11/02/09-19/02/09  Gewaltiges Bergabenteuer in Ostafrika/Kenia am zweithöchsten Berges des schwarzen Kontinentes bestanden. Der mystische Mount Kenia  mit seinen Gipfeln zählt zu den  großen Herausforderungen eines jeden Bergsteigers.  Anstieg über die  Sirimon Route zum Lenana, dem dritthöchsten Gipfel mit 4985m des Massives und weiter über den Lewis Gletscher zur  gewaltigen Südostwand des Nelion 5188m. Aufstieg über die klassische Shipton Route mit 20 Seillängen mit Schwierigkeiten bis IV+. Der technische Kletterguide war zu tiefst über den "wahnsinnigen" Bayern verwundert, der schneller und sicherer kletterte als er selbst. Na wenn das keine positive Kritik ist. Abstieg über die Naro Moru Route zum gleichnamigen Gate.





21/11/08-13/12/08 Erfolgreiche Chile Expedition mit der Besteigung des unmittelbar vor Santjago gelegenen Cerro Plomo mit 5424m. Dabei ab 4600m in einer "Speed"- Zeit von
2 1/2 Stunden, da meine Frau durch einen grippalen Infekt leider zurück bleiben musste. Zusätzlich noch in einem gänzlich unbekannten Seitental der Zentralanden den einsamen Gipfel des Cerro Fosilies erstiegen.


06/09/08 Abschluß meiner Mieminger Nordseiten Trilogie und gleichzeitig die Tour mit der schwersten Solobegehung meiner Bergsteigerlaufbahn.

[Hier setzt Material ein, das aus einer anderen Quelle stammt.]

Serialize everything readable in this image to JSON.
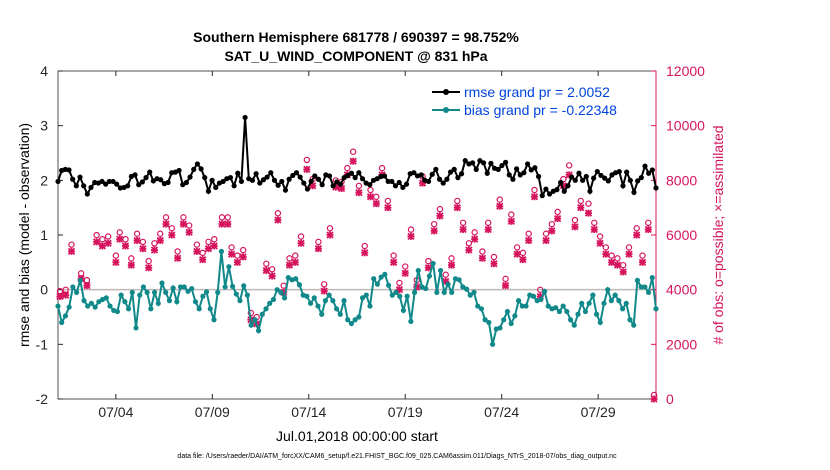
{
  "chart_data": {
    "type": "line",
    "title_line1": "Southern Hemisphere 681778 / 690397 = 98.752%",
    "title_line2": "SAT_U_WIND_COMPONENT @ 831 hPa",
    "xlabel": "Jul.01,2018 00:00:00 start",
    "ylabel_left": "rmse and bias (model - observation)",
    "ylabel_right": "# of obs: o=possible; ×=assimilated",
    "footer": "data file: /Users/raeder/DAI/ATM_forcXX/CAM6_setup/f.e21.FHIST_BGC.f09_025.CAM6assim.011/Diags_NTrS_2018-07/obs_diag_output.nc",
    "xlim": [
      1,
      32
    ],
    "ylim_left": [
      -2,
      4
    ],
    "ylim_right": [
      0,
      12000
    ],
    "x_ticks": [
      4,
      9,
      14,
      19,
      24,
      29
    ],
    "x_tick_labels": [
      "07/04",
      "07/09",
      "07/14",
      "07/19",
      "07/24",
      "07/29"
    ],
    "y_left_ticks": [
      "-2",
      "-1",
      "0",
      "1",
      "2",
      "3",
      "4"
    ],
    "y_right_ticks": [
      "0",
      "2000",
      "4000",
      "6000",
      "8000",
      "10000",
      "12000"
    ],
    "series": [
      {
        "name": "rmse grand pr = 2.0052",
        "axis": "left",
        "color": "#000000",
        "values": [
          1.98,
          2.18,
          2.2,
          2.19,
          2.02,
          1.9,
          2.06,
          1.9,
          1.75,
          1.87,
          1.96,
          1.95,
          1.98,
          1.93,
          1.98,
          1.98,
          1.93,
          1.86,
          1.87,
          1.9,
          2.07,
          2.1,
          1.92,
          1.97,
          2.05,
          2.15,
          1.99,
          2.03,
          2.01,
          1.94,
          1.96,
          2.14,
          2.15,
          2.18,
          1.92,
          1.96,
          2.06,
          2.2,
          2.3,
          2.21,
          2.05,
          1.8,
          2.0,
          1.87,
          1.95,
          1.98,
          2.03,
          2.05,
          1.9,
          2.13,
          1.98,
          3.15,
          2.03,
          2.0,
          2.12,
          1.95,
          2.01,
          2.06,
          2.14,
          2.0,
          1.91,
          1.98,
          1.82,
          2.02,
          2.09,
          2.14,
          2.06,
          1.95,
          1.84,
          1.98,
          2.08,
          2.02,
          1.92,
          2.1,
          2.08,
          1.9,
          1.97,
          1.93,
          2.05,
          2.09,
          2.13,
          2.05,
          2.14,
          2.03,
          1.95,
          1.92,
          2.0,
          2.03,
          2.07,
          2.08,
          1.98,
          1.98,
          1.9,
          1.96,
          1.87,
          1.93,
          2.12,
          2.14,
          2.08,
          2.1,
          2.0,
          1.98,
          2.11,
          2.2,
          2.02,
          1.95,
          2.02,
          2.15,
          2.2,
          2.05,
          2.12,
          2.36,
          2.3,
          2.32,
          2.2,
          2.36,
          2.32,
          2.13,
          2.31,
          2.22,
          2.2,
          2.27,
          2.33,
          2.1,
          2.02,
          2.21,
          2.1,
          2.14,
          2.3,
          2.19,
          2.23,
          2.07,
          1.72,
          1.84,
          1.75,
          1.8,
          1.83,
          1.96,
          1.8,
          1.9,
          2.06,
          2.0,
          2.13,
          2.0,
          2.07,
          1.8,
          2.04,
          2.16,
          2.09,
          2.04,
          1.99,
          2.1,
          2.14,
          2.16,
          1.9,
          2.15,
          2.0,
          1.78,
          1.99,
          2.05,
          2.26,
          2.13,
          2.19,
          1.86
        ]
      },
      {
        "name": "bias grand pr = -0.22348",
        "axis": "left",
        "color": "#11898a",
        "values": [
          -0.3,
          -0.6,
          -0.48,
          -0.32,
          0.05,
          -0.05,
          0.17,
          -0.2,
          -0.3,
          -0.25,
          -0.32,
          -0.22,
          -0.18,
          -0.15,
          -0.3,
          -0.38,
          -0.4,
          -0.1,
          -0.22,
          -0.35,
          -0.05,
          -0.7,
          -0.1,
          0.05,
          -0.05,
          -0.35,
          -0.05,
          -0.25,
          0.12,
          -0.05,
          -0.2,
          0.03,
          -0.22,
          0.05,
          0.05,
          -0.03,
          0.02,
          -0.22,
          -0.35,
          -0.12,
          -0.04,
          -0.35,
          -0.55,
          -0.05,
          0.7,
          0.05,
          0.42,
          0.06,
          -0.08,
          -0.2,
          0.07,
          -0.1,
          -0.65,
          -0.55,
          -0.75,
          -0.45,
          -0.35,
          -0.25,
          -0.18,
          0.0,
          -0.05,
          -0.15,
          0.22,
          0.18,
          0.2,
          0.09,
          -0.1,
          -0.12,
          -0.25,
          -0.15,
          -0.3,
          -0.45,
          -0.2,
          -0.1,
          -0.2,
          -0.35,
          -0.45,
          -0.2,
          -0.55,
          -0.62,
          -0.55,
          -0.5,
          -0.15,
          -0.1,
          -0.3,
          0.2,
          0.1,
          0.23,
          0.28,
          0.08,
          -0.1,
          -0.05,
          -0.12,
          -0.38,
          -0.12,
          -0.58,
          -0.05,
          0.35,
          0.05,
          0.02,
          0.25,
          0.48,
          -0.05,
          0.35,
          -0.05,
          0.1,
          -0.05,
          0.2,
          0.18,
          0.05,
          0.01,
          -0.1,
          -0.05,
          -0.3,
          -0.35,
          -0.55,
          -0.6,
          -1.0,
          -0.72,
          -0.7,
          -0.55,
          -0.4,
          -0.62,
          -0.48,
          -0.2,
          -0.3,
          -0.3,
          -0.1,
          -0.12,
          -0.2,
          -0.18,
          -0.03,
          -0.3,
          -0.35,
          -0.33,
          -0.4,
          -0.3,
          -0.4,
          -0.55,
          -0.65,
          -0.45,
          -0.25,
          -0.4,
          -0.25,
          -0.1,
          -0.45,
          -0.6,
          -0.25,
          0.0,
          -0.2,
          -0.1,
          -0.2,
          -0.35,
          -0.25,
          -0.55,
          -0.65,
          0.17,
          0.05,
          0.05,
          -0.05,
          0.22,
          -0.35
        ]
      },
      {
        "name": "possible",
        "axis": "right",
        "color": "#d6145e",
        "marker": "o",
        "points": [
          [
            1.1,
            3800
          ],
          [
            1.4,
            3850
          ],
          [
            1.7,
            5500
          ],
          [
            2.2,
            4450
          ],
          [
            2.5,
            4200
          ],
          [
            3.0,
            5850
          ],
          [
            3.3,
            5700
          ],
          [
            3.6,
            5800
          ],
          [
            4.0,
            5100
          ],
          [
            4.2,
            5950
          ],
          [
            4.5,
            5700
          ],
          [
            4.8,
            5000
          ],
          [
            5.1,
            5900
          ],
          [
            5.4,
            5600
          ],
          [
            5.7,
            4900
          ],
          [
            6.0,
            5550
          ],
          [
            6.3,
            5900
          ],
          [
            6.6,
            6500
          ],
          [
            6.9,
            6100
          ],
          [
            7.2,
            5250
          ],
          [
            7.5,
            6500
          ],
          [
            7.8,
            6200
          ],
          [
            8.2,
            5500
          ],
          [
            8.5,
            5200
          ],
          [
            8.8,
            5600
          ],
          [
            9.1,
            5700
          ],
          [
            9.5,
            6500
          ],
          [
            9.8,
            6500
          ],
          [
            10.0,
            5400
          ],
          [
            10.3,
            5100
          ],
          [
            10.6,
            5300
          ],
          [
            11.0,
            3000
          ],
          [
            11.3,
            2850
          ],
          [
            11.8,
            4800
          ],
          [
            12.1,
            4600
          ],
          [
            12.4,
            6650
          ],
          [
            12.7,
            4000
          ],
          [
            13.0,
            5000
          ],
          [
            13.3,
            5100
          ],
          [
            13.6,
            5800
          ],
          [
            13.9,
            8600
          ],
          [
            14.2,
            7900
          ],
          [
            14.5,
            5600
          ],
          [
            14.8,
            4050
          ],
          [
            15.1,
            6100
          ],
          [
            15.4,
            7850
          ],
          [
            15.7,
            7800
          ],
          [
            16.0,
            8300
          ],
          [
            16.3,
            8900
          ],
          [
            16.6,
            7650
          ],
          [
            16.9,
            5450
          ],
          [
            17.2,
            7500
          ],
          [
            17.5,
            7250
          ],
          [
            17.8,
            8300
          ],
          [
            18.1,
            7100
          ],
          [
            18.4,
            5100
          ],
          [
            18.7,
            4100
          ],
          [
            19.0,
            4700
          ],
          [
            19.3,
            6050
          ],
          [
            19.6,
            4200
          ],
          [
            19.9,
            8000
          ],
          [
            20.2,
            4900
          ],
          [
            20.5,
            6250
          ],
          [
            20.8,
            6800
          ],
          [
            21.1,
            4400
          ],
          [
            21.4,
            5000
          ],
          [
            21.7,
            7100
          ],
          [
            22.0,
            6300
          ],
          [
            22.3,
            5550
          ],
          [
            22.6,
            5950
          ],
          [
            23.0,
            5250
          ],
          [
            23.3,
            6300
          ],
          [
            23.6,
            5050
          ],
          [
            23.9,
            7150
          ],
          [
            24.2,
            4250
          ],
          [
            24.5,
            6600
          ],
          [
            24.8,
            5400
          ],
          [
            25.1,
            5200
          ],
          [
            25.4,
            5900
          ],
          [
            25.7,
            7500
          ],
          [
            26.0,
            3850
          ],
          [
            26.3,
            5900
          ],
          [
            26.6,
            6250
          ],
          [
            26.9,
            6700
          ],
          [
            27.2,
            7900
          ],
          [
            27.5,
            8400
          ],
          [
            27.8,
            6400
          ],
          [
            28.1,
            7100
          ],
          [
            28.5,
            7000
          ],
          [
            28.8,
            6300
          ],
          [
            29.1,
            5800
          ],
          [
            29.4,
            5400
          ],
          [
            29.7,
            5100
          ],
          [
            30.0,
            5000
          ],
          [
            30.3,
            4750
          ],
          [
            30.6,
            5400
          ],
          [
            31.0,
            6100
          ],
          [
            31.3,
            5100
          ],
          [
            31.6,
            6300
          ],
          [
            31.9,
            0
          ]
        ]
      },
      {
        "name": "assimilated",
        "axis": "right",
        "color": "#d6145e",
        "marker": "x",
        "points": [
          [
            1.1,
            3750
          ],
          [
            1.4,
            3800
          ],
          [
            1.7,
            5400
          ],
          [
            2.2,
            4400
          ],
          [
            2.5,
            4150
          ],
          [
            3.0,
            5750
          ],
          [
            3.3,
            5600
          ],
          [
            3.6,
            5700
          ],
          [
            4.0,
            5000
          ],
          [
            4.2,
            5850
          ],
          [
            4.5,
            5600
          ],
          [
            4.8,
            4900
          ],
          [
            5.1,
            5800
          ],
          [
            5.4,
            5500
          ],
          [
            5.7,
            4800
          ],
          [
            6.0,
            5450
          ],
          [
            6.3,
            5800
          ],
          [
            6.6,
            6400
          ],
          [
            6.9,
            6000
          ],
          [
            7.2,
            5150
          ],
          [
            7.5,
            6400
          ],
          [
            7.8,
            6100
          ],
          [
            8.2,
            5400
          ],
          [
            8.5,
            5100
          ],
          [
            8.8,
            5500
          ],
          [
            9.1,
            5600
          ],
          [
            9.5,
            6400
          ],
          [
            9.8,
            6400
          ],
          [
            10.0,
            5300
          ],
          [
            10.3,
            5000
          ],
          [
            10.6,
            5200
          ],
          [
            11.0,
            2900
          ],
          [
            11.3,
            2750
          ],
          [
            11.8,
            4700
          ],
          [
            12.1,
            4500
          ],
          [
            12.4,
            6550
          ],
          [
            12.7,
            3900
          ],
          [
            13.0,
            4900
          ],
          [
            13.3,
            5000
          ],
          [
            13.6,
            5700
          ],
          [
            13.9,
            8400
          ],
          [
            14.2,
            7800
          ],
          [
            14.5,
            5500
          ],
          [
            14.8,
            3950
          ],
          [
            15.1,
            6000
          ],
          [
            15.4,
            7750
          ],
          [
            15.7,
            7700
          ],
          [
            16.0,
            8200
          ],
          [
            16.3,
            8700
          ],
          [
            16.6,
            7550
          ],
          [
            16.9,
            5350
          ],
          [
            17.2,
            7400
          ],
          [
            17.5,
            7150
          ],
          [
            17.8,
            8200
          ],
          [
            18.1,
            7000
          ],
          [
            18.4,
            5000
          ],
          [
            18.7,
            4000
          ],
          [
            19.0,
            4600
          ],
          [
            19.3,
            5950
          ],
          [
            19.6,
            4100
          ],
          [
            19.9,
            7900
          ],
          [
            20.2,
            4800
          ],
          [
            20.5,
            6150
          ],
          [
            20.8,
            6700
          ],
          [
            21.1,
            4300
          ],
          [
            21.4,
            4900
          ],
          [
            21.7,
            7000
          ],
          [
            22.0,
            6200
          ],
          [
            22.3,
            5450
          ],
          [
            22.6,
            5850
          ],
          [
            23.0,
            5150
          ],
          [
            23.3,
            6200
          ],
          [
            23.6,
            4950
          ],
          [
            23.9,
            7050
          ],
          [
            24.2,
            4150
          ],
          [
            24.5,
            6500
          ],
          [
            24.8,
            5300
          ],
          [
            25.1,
            5100
          ],
          [
            25.4,
            5800
          ],
          [
            25.7,
            7400
          ],
          [
            26.0,
            3750
          ],
          [
            26.3,
            5800
          ],
          [
            26.6,
            6150
          ],
          [
            26.9,
            6600
          ],
          [
            27.2,
            7800
          ],
          [
            27.5,
            8200
          ],
          [
            27.8,
            6300
          ],
          [
            28.1,
            7000
          ],
          [
            28.5,
            6800
          ],
          [
            28.8,
            6200
          ],
          [
            29.1,
            5700
          ],
          [
            29.4,
            5300
          ],
          [
            29.7,
            5000
          ],
          [
            30.0,
            4900
          ],
          [
            30.3,
            4650
          ],
          [
            30.6,
            5300
          ],
          [
            31.0,
            6000
          ],
          [
            31.3,
            5000
          ],
          [
            31.6,
            6200
          ],
          [
            31.9,
            0
          ]
        ]
      }
    ]
  }
}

Über das Schwarzbachkar zur Alplscharte, dem schwersten Übergang der Mieminger Gruppe und weiter über den extrem ausgesetzten Südwestgrat zum 2719m hohen Gipfel der Hochwand. Dabei mußte ich ohne Selbstsicherung überhängende Kletterstellen bis zum IV Grad überwinden. Eine Grenzerfahrung die äußerste Moral und Überwindung kostete.


30/08/08 Solobegehung der Hochplattig 2768m Nordwand in den Miemingern. Im unteren Teil knallharte Reibungsplatten in der Rampe bis III+. Am Nordgrat und in den Querungen extremst brüchiger Fels zwischen I-III. Mehrmals mit viel Glück dem Steinschlag entkommen!  Nur eine Handvoll Begehungen der Nordwand in einem Jahrhundert!

29/08/08 Zum zweiten mal die Reindlkante, diesmal mit Diana!


31/07/08 Abendliche Begehung eines alpinen Kletterschmankerls in den Ammergauern am Laberkopf 1411m. Mit 7 Seillängen bis IV+ an der luftigen Reindlkante.


19/07/08 Geglückte "Solo" - Besteigung der Östlichen Griesspitze 2751m in den Miemingern über die wilde und extrem brüchige Nordwand mit neuer Variante über den Zustiegsporn aus dem Brendlkar. Gipfelbuch aus dem Jahre 1931!